I can't quite parse the first sentence, specifically the end of it.

Section 5:

"... is as the follows:" -- remove "the"

Section 8:

"... BGP security consideration." -- s/consideration/considerations/

"There will no additional ..." -- add "be" before "no", or change "will" to "are"

Robert Wilton No Objection

Comment (2021-01-21 for -15)
Hi,

It might be helpful if this document had a short section covering operational considerations for monitoring and managing TE traffic when being deployed in this way.

Regards,
Rob

Roman Danyliw No Objection

Comment (2021-01-20 for -15)
Thanks to Donald Eastlake for the SECDIR review

** Section 8.  Since PCE is used to setup the BGP sessions, etc., the references to the Security Considerations of PCE specs should be reiterated as applying – minimally RFC5440 and RFC8231.  

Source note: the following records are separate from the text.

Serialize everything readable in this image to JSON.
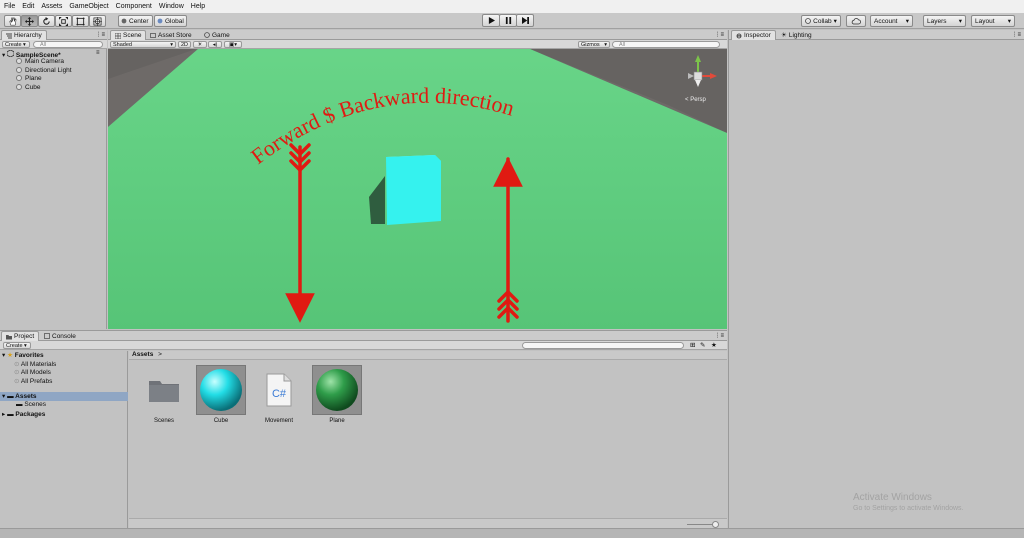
{
  "menu": [
    "File",
    "Edit",
    "Assets",
    "GameObject",
    "Component",
    "Window",
    "Help"
  ],
  "toolbar": {
    "tools": [
      "hand-tool-icon",
      "move-tool-icon",
      "rotate-tool-icon",
      "scale-tool-icon",
      "rect-tool-icon",
      "transform-tool-icon"
    ],
    "pivot": "Center",
    "space": "Global",
    "collab": "Collab",
    "account": "Account",
    "layers": "Layers",
    "layout": "Layout"
  },
  "hierarchy": {
    "tab": "Hierarchy",
    "create": "Create",
    "search_placeholder": "All",
    "scene": "SampleScene*",
    "items": [
      "Main Camera",
      "Directional Light",
      "Plane",
      "Cube"
    ]
  },
  "scene_view": {
    "tabs": [
      "Scene",
      "Asset Store",
      "Game"
    ],
    "shading": "Shaded",
    "mode_2d": "2D",
    "gizmos": "Gizmos",
    "search_placeholder": "All",
    "persp": "Persp",
    "annotation": "Forward $ Backward direction",
    "colors": {
      "ground": "#5ccb7d",
      "sky": "#6e6a68",
      "cube": "#35f2ee",
      "arrow": "#e01a12"
    }
  },
  "inspector": {
    "tabs": [
      "Inspector",
      "Lighting"
    ]
  },
  "project": {
    "tabs": [
      "Project",
      "Console"
    ],
    "create": "Create",
    "favorites_label": "Favorites",
    "favorites": [
      "All Materials",
      "All Models",
      "All Prefabs"
    ],
    "assets_label": "Assets",
    "assets_children": [
      "Scenes"
    ],
    "packages_label": "Packages",
    "breadcrumb": "Assets",
    "breadcrumb_sep": ">",
    "files": [
      {
        "name": "Scenes",
        "icon": "folder-icon"
      },
      {
        "name": "Cube",
        "icon": "cyan-material-icon"
      },
      {
        "name": "Movement",
        "icon": "csharp-script-icon",
        "badge": "C#"
      },
      {
        "name": "Plane",
        "icon": "green-material-icon"
      }
    ]
  },
  "watermark": {
    "title": "Activate Windows",
    "subtitle": "Go to Settings to activate Windows."
  }
}
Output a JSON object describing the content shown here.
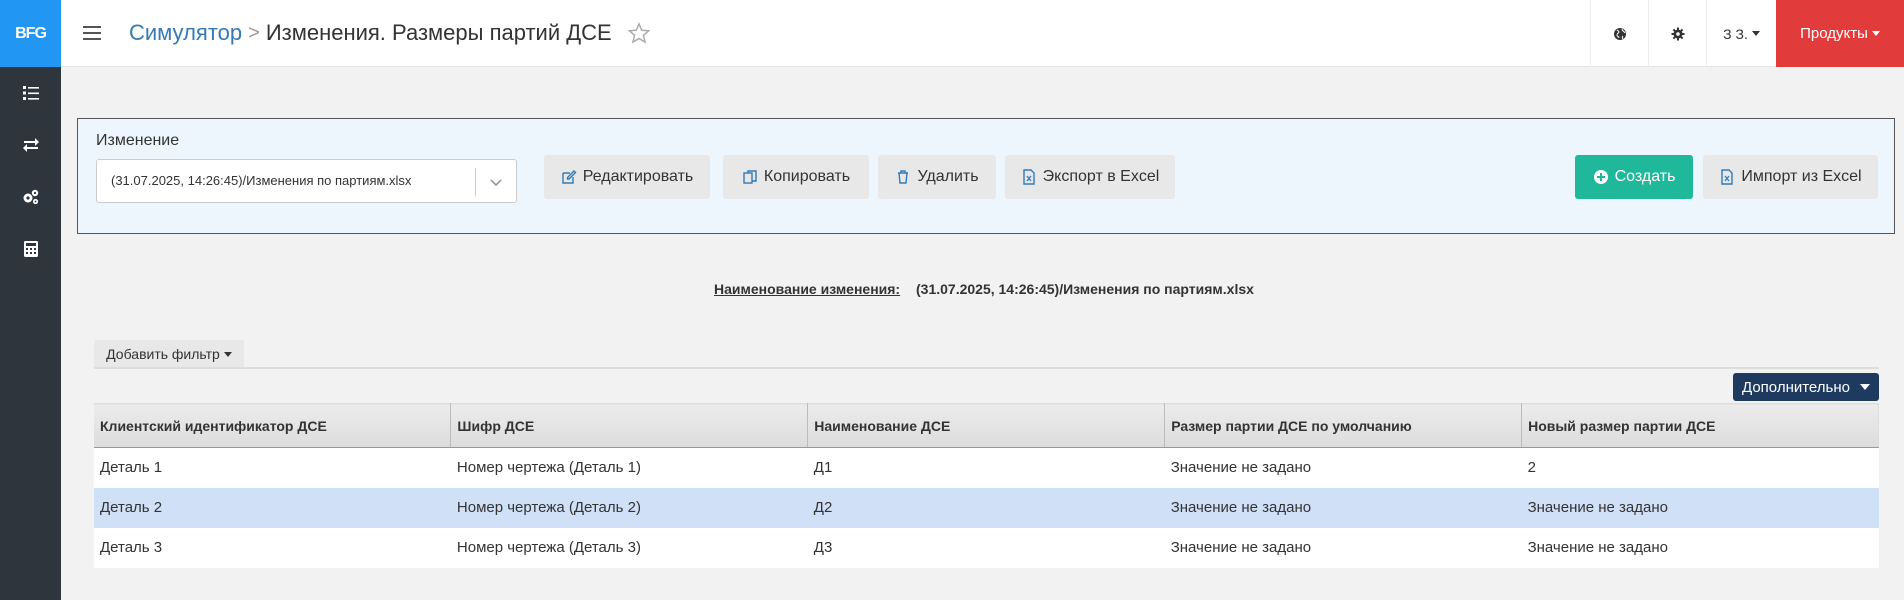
{
  "app": {
    "logo_text": "BFG",
    "accent": "#2196f3",
    "sidebar_bg": "#2e353d"
  },
  "sidebar": {
    "items": [
      {
        "icon": "list-icon"
      },
      {
        "icon": "exchange-icon"
      },
      {
        "icon": "gears-icon"
      },
      {
        "icon": "calculator-icon"
      }
    ]
  },
  "header": {
    "breadcrumb_root": "Симулятор",
    "breadcrumb_sep": ">",
    "title": "Изменения. Размеры партий ДСЕ",
    "user_label": "З З.",
    "products_label": "Продукты",
    "products_color": "#e23b3b"
  },
  "panel": {
    "label": "Изменение",
    "select_value": "(31.07.2025, 14:26:45)/Изменения по партиям.xlsx",
    "buttons": {
      "edit": "Редактировать",
      "copy": "Копировать",
      "delete": "Удалить",
      "export": "Экспорт в Excel",
      "create": "Создать",
      "import": "Импорт из Excel"
    },
    "create_color": "#1fb89a"
  },
  "info": {
    "label": "Наименование изменения:",
    "value": "(31.07.2025, 14:26:45)/Изменения по партиям.xlsx"
  },
  "toolbar": {
    "add_filter": "Добавить фильтр",
    "more": "Дополнительно"
  },
  "table": {
    "columns": [
      "Клиентский идентификатор ДСЕ",
      "Шифр ДСЕ",
      "Наименование ДСЕ",
      "Размер партии ДСЕ по умолчанию",
      "Новый размер партии ДСЕ"
    ],
    "rows": [
      [
        "Деталь 1",
        "Номер чертежа (Деталь 1)",
        "Д1",
        "Значение не задано",
        "2"
      ],
      [
        "Деталь 2",
        "Номер чертежа (Деталь 2)",
        "Д2",
        "Значение не задано",
        "Значение не задано"
      ],
      [
        "Деталь 3",
        "Номер чертежа (Деталь 3)",
        "Д3",
        "Значение не задано",
        "Значение не задано"
      ]
    ],
    "selected_color": "#cfe0f7"
  }
}
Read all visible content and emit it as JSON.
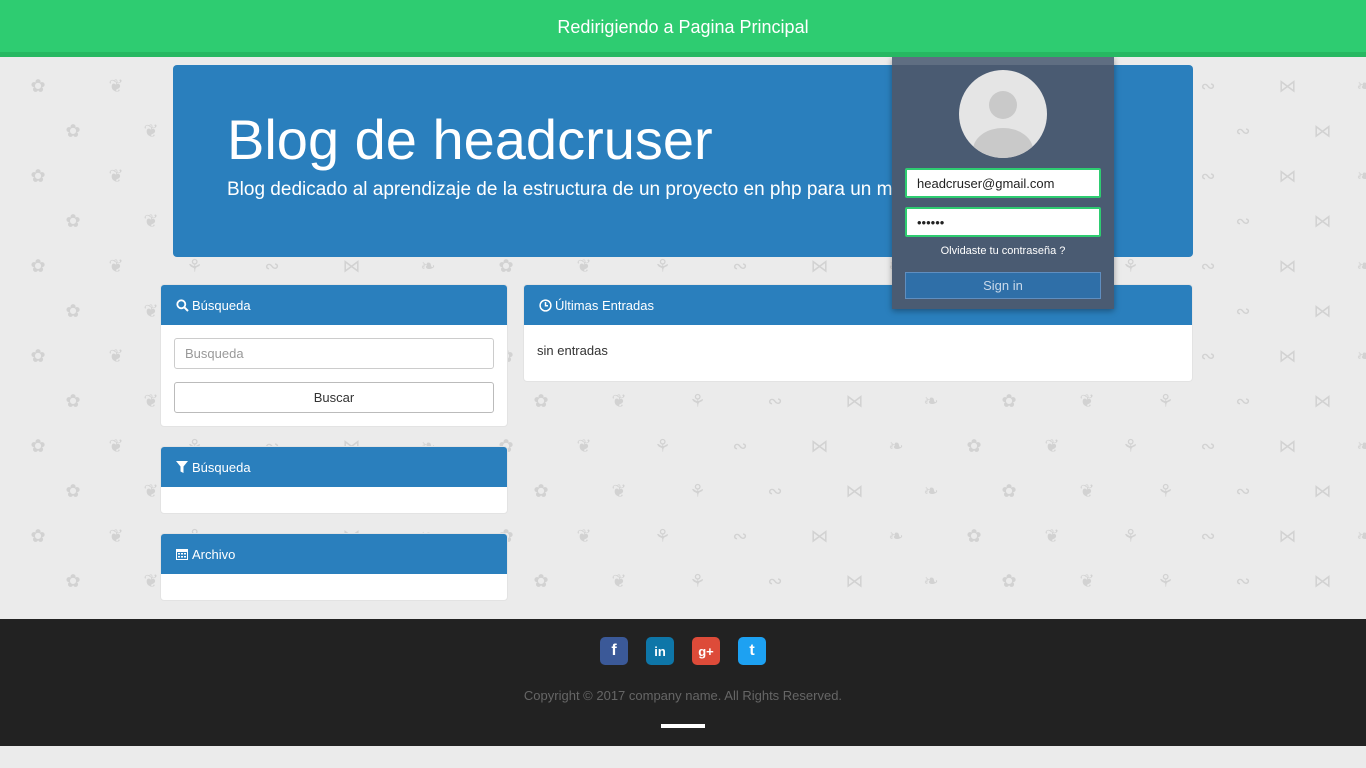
{
  "notification": {
    "message": "Redirigiendo a Pagina Principal",
    "color": "#2ecc71"
  },
  "header": {
    "title": "Blog de headcruser",
    "subtitle": "Blog dedicado al aprendizaje de la estructura de un proyecto en php para un mej",
    "color": "#2a7fbd"
  },
  "login": {
    "email_value": "headcruser@gmail.com",
    "password_value": "••••••",
    "forgot_label": "Olvidaste tu contraseña ?",
    "signin_label": "Sign in"
  },
  "sidebar": {
    "search_panel": {
      "title": "Búsqueda",
      "icon": "search-icon",
      "placeholder": "Busqueda",
      "button_label": "Buscar"
    },
    "filter_panel": {
      "title": "Búsqueda",
      "icon": "filter-icon"
    },
    "archive_panel": {
      "title": "Archivo",
      "icon": "calendar-icon"
    }
  },
  "main": {
    "latest_panel": {
      "title": "Últimas Entradas",
      "icon": "clock-icon",
      "empty_text": "sin entradas"
    }
  },
  "footer": {
    "socials": [
      {
        "name": "facebook",
        "glyph": "f",
        "color": "#3b5998"
      },
      {
        "name": "linkedin",
        "glyph": "in",
        "color": "#0e76a8"
      },
      {
        "name": "google-plus",
        "glyph": "g+",
        "color": "#dd4b39"
      },
      {
        "name": "twitter",
        "glyph": "t",
        "color": "#1da1f2"
      }
    ],
    "copyright": "Copyright © 2017 company name. All Rights Reserved."
  }
}
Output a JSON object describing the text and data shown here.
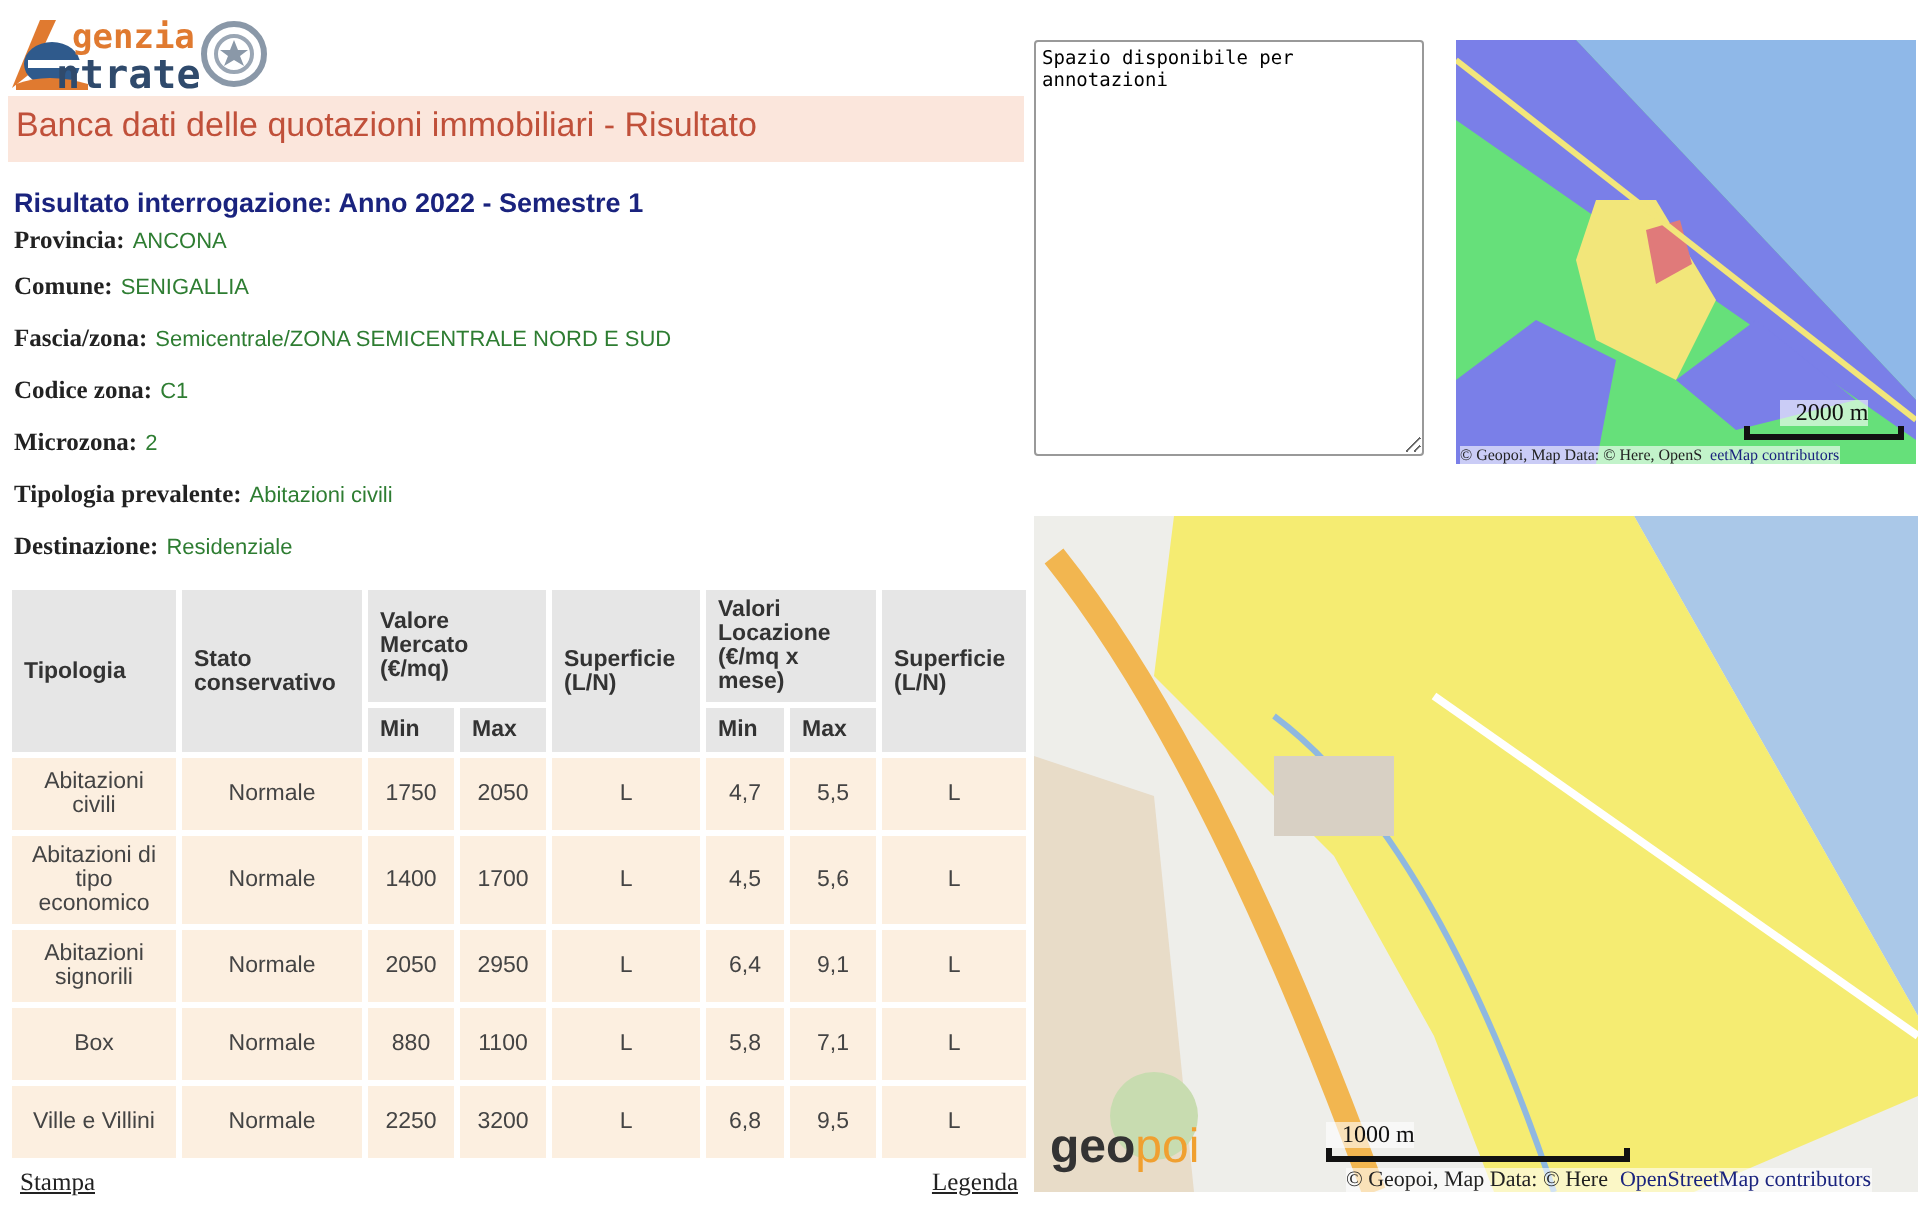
{
  "logo": {
    "line1": "genzia",
    "line2": "ntrate"
  },
  "page_title": "Banca dati delle quotazioni immobiliari - Risultato",
  "result_heading": "Risultato interrogazione: Anno 2022 - Semestre 1",
  "fields": [
    {
      "label": "Provincia:",
      "value": "ANCONA"
    },
    {
      "label": "Comune:",
      "value": "SENIGALLIA"
    },
    {
      "label": "Fascia/zona:",
      "value": "Semicentrale/ZONA SEMICENTRALE NORD E SUD"
    },
    {
      "label": "Codice zona:",
      "value": "C1"
    },
    {
      "label": "Microzona:",
      "value": "2"
    },
    {
      "label": "Tipologia prevalente:",
      "value": "Abitazioni civili"
    },
    {
      "label": "Destinazione:",
      "value": "Residenziale"
    }
  ],
  "table": {
    "header_rows": [
      [
        {
          "text": "Tipologia",
          "rowspan": 2
        },
        {
          "text": "Stato conservativo",
          "rowspan": 2
        },
        {
          "text": "Valore Mercato (€/mq)",
          "colspan": 2
        },
        {
          "text": "Superficie (L/N)",
          "rowspan": 2
        },
        {
          "text": "Valori Locazione (€/mq x mese)",
          "colspan": 2
        },
        {
          "text": "Superficie (L/N)",
          "rowspan": 2
        }
      ],
      [
        {
          "text": "Min"
        },
        {
          "text": "Max"
        },
        {
          "text": "Min"
        },
        {
          "text": "Max"
        }
      ]
    ],
    "rows": [
      [
        "Abitazioni civili",
        "Normale",
        "1750",
        "2050",
        "L",
        "4,7",
        "5,5",
        "L"
      ],
      [
        "Abitazioni di tipo economico",
        "Normale",
        "1400",
        "1700",
        "L",
        "4,5",
        "5,6",
        "L"
      ],
      [
        "Abitazioni signorili",
        "Normale",
        "2050",
        "2950",
        "L",
        "6,4",
        "9,1",
        "L"
      ],
      [
        "Box",
        "Normale",
        "880",
        "1100",
        "L",
        "5,8",
        "7,1",
        "L"
      ],
      [
        "Ville e Villini",
        "Normale",
        "2250",
        "3200",
        "L",
        "6,8",
        "9,5",
        "L"
      ]
    ]
  },
  "links": {
    "print": "Stampa",
    "legend": "Legenda"
  },
  "notes": {
    "value": "Spazio disponibile per annotazioni"
  },
  "small_map": {
    "kind": "picture",
    "scale": "2000 m",
    "attribution_left": "© Geopoi, Map Data: © Here, OpenS",
    "attribution_right": "eetMap contributors"
  },
  "large_map": {
    "kind": "picture",
    "scale": "1000 m",
    "logo_left": "geo",
    "logo_right": "poi",
    "attribution_left": "© Geopoi, Map Data: © Here",
    "attribution_right": "OpenStreetMap contributors"
  }
}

** To restate Alvaro Retana's comment #9, RFC8231 already notes that malicious PCE and PCCs are possible (see above comment).  In this context, the new variant relevant to this architecture would be in form of (malicious) BGP configurations.  It's worth highlighting.

Éric Vyncke No Objection

Comment (2021-01-20 for -15)
Thank you for the work put into this document. I love the oxymoron approach with "The solution combines the use of distributed routing protocols and a centralized controller" ;-)

Please find below some non-blocking COMMENT points (but replies would be appreciated), and some nits.

I hope that this helps to improve the document,

Regards,

-éric

== COMMENTS ==

Am I right when inferring that for each TE path there is a need to add one loopback interface/address on every edge router + 1 BGP session ? How will it scale ? Should there be a mention somewhere of this limitation (if confirmed) ? I saw nothing in section 7.1 (scalability).


-- Abstract --
"it ... identifies needed extensions for the Path Computation Element Communication Protocol (PCEP)", at first sight, it seems that it is an incomplete document or a problem statement until reading the last sentence of the introduction. May I suggest to change the sentence in the abstract in a more assertive way ?

-- Section 3 --
Suggest to define the lo11 & others as the loopback interfaces in the first bullet in the list.

I am far from being an expert in BGP and routing but isn't the link selection still done *only* on the destination prefix ? I fail to see how the source prefix is used in the forwarding decision (except for the return traffic). I.e., there is no traffic isolation as PF11 can sent traffic to PF22 using the link 'reserved' for PF12 to PF22.

-- Section 4 --
Suggest to add 'RR' in the R3 box.

== NITS ==

several s/large scale/large-scale/ ?

The usual way for acronyms is "Path Computation Client (PCC)" rather than "PCC (Path Computation Client)"

(Deborah Brungard; former steering group member) Yes

Yes ( for -15)
No email
send info

(Barry Leiba; former steering group member) No Objection

No Objection ( for -15)
No email
send info

(Magnus Westerlund; former steering group member) No Objection

No Objection (2021-01-21 for -15)
I think this whole idea is based on the fact that you can actually have multiple different prefix the traffic based on the network treatment it should have. I think that has very limited applicability unless we are talking a deployment where one target tunnels between in ingress and egress that does traffic classification based on other aspects. Can this assumption about that the IP traffic needs to use different IP addresses with different prefix to get any differential treatment be expanded in the discussion?